Six – Outsourcing of eCampaigns will increase

SPEWS (the self styled Spam Prevention Early Warning System) died at some point in 2007. SPEWS specialised in blocklisting increasingly wide IP address ranges (the source of alleged SPAM emails) until ISPs started to kick spammers off. Even so, even though the risk of your own outbound email server being blocklisted has reduced, wise digital marketers outsource eCampaigns to specialists who know how to negotiate themselves off blocklists.

Running an eCampaign from your own email server is pure folly.

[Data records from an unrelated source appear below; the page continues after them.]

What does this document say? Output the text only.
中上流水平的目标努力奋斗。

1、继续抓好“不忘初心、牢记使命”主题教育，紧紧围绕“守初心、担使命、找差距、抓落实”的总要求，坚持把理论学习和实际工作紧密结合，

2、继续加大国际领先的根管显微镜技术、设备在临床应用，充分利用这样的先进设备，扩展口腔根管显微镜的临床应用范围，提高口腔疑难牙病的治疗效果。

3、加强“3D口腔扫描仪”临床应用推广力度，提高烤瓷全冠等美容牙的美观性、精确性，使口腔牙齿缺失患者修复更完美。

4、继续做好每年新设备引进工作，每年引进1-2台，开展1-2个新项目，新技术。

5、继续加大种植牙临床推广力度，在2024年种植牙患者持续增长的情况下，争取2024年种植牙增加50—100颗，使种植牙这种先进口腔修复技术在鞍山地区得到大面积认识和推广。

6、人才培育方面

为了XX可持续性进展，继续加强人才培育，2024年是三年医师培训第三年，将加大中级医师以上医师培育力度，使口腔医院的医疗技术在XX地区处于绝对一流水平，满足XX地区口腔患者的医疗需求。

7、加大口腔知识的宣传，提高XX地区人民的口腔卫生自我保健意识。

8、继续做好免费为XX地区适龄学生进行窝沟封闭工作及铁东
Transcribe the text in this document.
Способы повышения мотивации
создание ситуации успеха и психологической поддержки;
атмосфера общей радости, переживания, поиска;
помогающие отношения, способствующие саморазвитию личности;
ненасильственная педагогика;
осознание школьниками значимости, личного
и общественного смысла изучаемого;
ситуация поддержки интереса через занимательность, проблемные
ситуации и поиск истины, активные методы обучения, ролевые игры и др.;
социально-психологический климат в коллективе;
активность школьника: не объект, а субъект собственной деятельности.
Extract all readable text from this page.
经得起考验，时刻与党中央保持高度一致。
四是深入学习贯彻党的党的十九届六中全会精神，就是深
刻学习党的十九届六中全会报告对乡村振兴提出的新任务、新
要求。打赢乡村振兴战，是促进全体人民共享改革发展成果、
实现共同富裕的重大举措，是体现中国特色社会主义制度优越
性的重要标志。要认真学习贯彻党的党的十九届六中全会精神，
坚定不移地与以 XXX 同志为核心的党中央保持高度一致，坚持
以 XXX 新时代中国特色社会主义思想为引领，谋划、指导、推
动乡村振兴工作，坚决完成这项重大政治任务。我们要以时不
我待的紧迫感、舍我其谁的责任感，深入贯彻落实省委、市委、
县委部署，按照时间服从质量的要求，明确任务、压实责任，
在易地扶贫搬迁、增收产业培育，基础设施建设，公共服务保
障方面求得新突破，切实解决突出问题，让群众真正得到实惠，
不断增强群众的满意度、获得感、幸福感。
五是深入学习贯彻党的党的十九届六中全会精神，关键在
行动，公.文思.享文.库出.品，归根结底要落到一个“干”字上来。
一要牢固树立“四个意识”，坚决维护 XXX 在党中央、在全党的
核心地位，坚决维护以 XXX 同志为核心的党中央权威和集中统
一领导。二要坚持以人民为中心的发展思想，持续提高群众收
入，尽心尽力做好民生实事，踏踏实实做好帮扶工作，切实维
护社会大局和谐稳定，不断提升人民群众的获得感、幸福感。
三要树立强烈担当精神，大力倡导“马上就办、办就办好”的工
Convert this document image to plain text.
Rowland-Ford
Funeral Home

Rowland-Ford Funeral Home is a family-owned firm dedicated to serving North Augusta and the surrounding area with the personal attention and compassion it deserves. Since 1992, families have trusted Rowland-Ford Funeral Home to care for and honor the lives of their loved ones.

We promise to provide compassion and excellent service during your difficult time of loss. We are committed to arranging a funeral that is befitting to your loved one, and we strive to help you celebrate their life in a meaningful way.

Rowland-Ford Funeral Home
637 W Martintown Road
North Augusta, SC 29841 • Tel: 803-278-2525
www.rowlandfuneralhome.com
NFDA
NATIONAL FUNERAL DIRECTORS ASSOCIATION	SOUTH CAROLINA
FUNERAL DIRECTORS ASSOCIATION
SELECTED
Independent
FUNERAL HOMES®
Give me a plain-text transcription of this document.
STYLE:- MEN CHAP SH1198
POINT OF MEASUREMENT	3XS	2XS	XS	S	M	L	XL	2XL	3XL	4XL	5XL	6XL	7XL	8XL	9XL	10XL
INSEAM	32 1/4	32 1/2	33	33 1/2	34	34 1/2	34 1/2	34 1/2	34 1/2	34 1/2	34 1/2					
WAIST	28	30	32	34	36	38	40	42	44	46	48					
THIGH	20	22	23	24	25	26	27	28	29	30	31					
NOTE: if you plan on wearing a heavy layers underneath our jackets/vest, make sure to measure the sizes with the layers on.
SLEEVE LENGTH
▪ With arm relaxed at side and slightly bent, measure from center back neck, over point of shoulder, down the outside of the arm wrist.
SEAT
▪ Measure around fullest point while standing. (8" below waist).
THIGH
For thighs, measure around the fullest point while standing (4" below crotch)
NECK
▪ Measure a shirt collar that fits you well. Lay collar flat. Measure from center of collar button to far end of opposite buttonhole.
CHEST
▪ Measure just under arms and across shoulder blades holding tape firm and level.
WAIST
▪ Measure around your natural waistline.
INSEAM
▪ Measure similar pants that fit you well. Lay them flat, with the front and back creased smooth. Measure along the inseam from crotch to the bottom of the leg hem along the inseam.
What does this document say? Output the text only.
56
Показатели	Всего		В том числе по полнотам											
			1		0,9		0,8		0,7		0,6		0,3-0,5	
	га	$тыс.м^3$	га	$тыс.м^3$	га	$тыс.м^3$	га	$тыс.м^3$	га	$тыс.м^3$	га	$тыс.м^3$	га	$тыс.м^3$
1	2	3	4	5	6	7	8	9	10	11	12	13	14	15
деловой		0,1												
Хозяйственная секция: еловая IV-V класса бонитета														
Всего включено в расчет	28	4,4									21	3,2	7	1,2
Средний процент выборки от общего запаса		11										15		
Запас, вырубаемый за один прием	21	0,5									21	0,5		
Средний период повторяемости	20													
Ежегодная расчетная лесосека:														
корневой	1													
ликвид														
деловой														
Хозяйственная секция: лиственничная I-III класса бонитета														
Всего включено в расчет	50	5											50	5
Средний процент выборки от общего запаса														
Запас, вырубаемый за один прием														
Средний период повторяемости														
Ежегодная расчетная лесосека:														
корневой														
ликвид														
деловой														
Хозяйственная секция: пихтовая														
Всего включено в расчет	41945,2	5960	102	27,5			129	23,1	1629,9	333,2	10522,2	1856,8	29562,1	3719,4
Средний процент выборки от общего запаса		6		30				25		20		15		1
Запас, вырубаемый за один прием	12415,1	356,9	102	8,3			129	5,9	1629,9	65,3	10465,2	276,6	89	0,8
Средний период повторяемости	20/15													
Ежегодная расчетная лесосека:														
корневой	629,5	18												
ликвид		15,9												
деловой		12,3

Some years ago, after a false positive was identified at SpamCop as SPAM, a company I was associated with had its entire web site taken down by the ISP. The money and reputation lost was incalculable, the more so since the false positive had come from a fully permission campaign to sell seats at a seminar on Data Protectionwith on-site landing pages. The irony did not escape them!

Seven – Permission Based Marketing will be the Only Game in Town:


The shotgun has a place. But that place is not with digital marketing. Campaigns to permissioned lists will be the only effective way of reaching new and existing prospects. And these include “Refer a Friend” schemes, though these have to be well run and lawful.